Updated on July 28, 2022

Comments

  • EmJ
    EmJ almost 2 years

    I have a highly imbalanced dataset and would like to perform SMOTE to balance the dataset and perfrom cross validation to measure the accuracy. However, most of the existing tutorials make use of only single training and testing iteration to perfrom SMOTE.

    Therefore, I would like to know the correct procedure to perfrom SMOTE using cross-validation.

    My current code is as follows. However, as mentioned above it only uses single iteration.

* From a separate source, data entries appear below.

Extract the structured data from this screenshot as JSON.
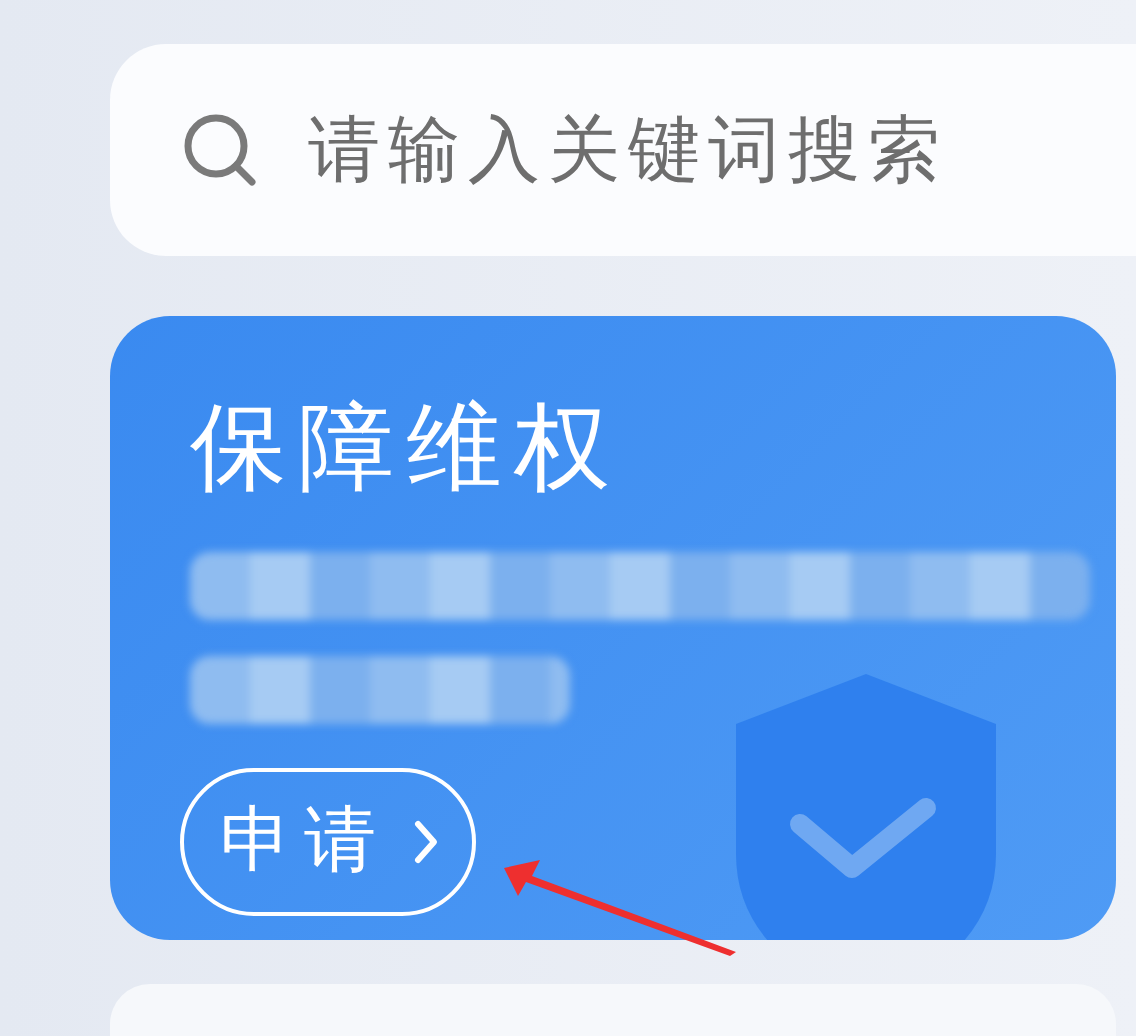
{
  "search": {
    "placeholder": "请输入关键词搜索"
  },
  "card": {
    "title": "保障维权",
    "button": "申请"
  }
}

    from imblearn.over_sampling import SMOTE
    from sklearn.model_selection import train_test_split
    
    X_train, X_test, y_train, y_test = train_test_split(X, y, test_size=0.3, random_state=0)
    sm = SMOTE(random_state=2)
    X_train_res, y_train_res = sm.fit_sample(X_train, y_train.ravel())
    clf_rf = RandomForestClassifier(n_estimators=25, random_state=12)
    clf_rf.fit(x_train_res, y_train_res)
    

    I am happy to provide more details if needed.

  • gmds
    gmds about 5 years
    As a note: you may wish to use StratifiedKFold instead, as in the other answer, since you presumably have an imbalanced class problem.
  • EmJ
    EmJ about 5 years
    thanks a lot. I also have a y value. In that case, how can I change this in enumerate(kf.split(X), 1):?
  • gmds
    gmds about 5 years
    @Emi you shouldn't need to modify that. What kf.split does is just take the size of X (how many rows it has) to determine how to generate indices for each fold. Since your y should be the same size as X, you won't need to provide it. That said, you can do kf.split(X, y) and it will have the same effect.
  • Perl
    Perl over 4 years
    @gmds A small question: why didn't you fit the model on the oversampled data ``` X_train_oversampled ``` and y_train_oversampled, and you rather did model.fit(X_train, y_train) ?
  • gmds
    gmds over 4 years
    @Hiyam That was actually my mistake, thanks! Will edit.
  • Ross_you
    Ross_you over 3 years
    @gmds I came across your answer and have a fundamental question about it. Based on your answer, for each fold, we will calculate accuracy and f1_score. I assume that we can use any other type of metric as well. now when the for loop is done, what is finally score? is it the average of all scores we found for all folds? if now we want to run the model with different parameters (grid-search), we should compare the average score for each grid search?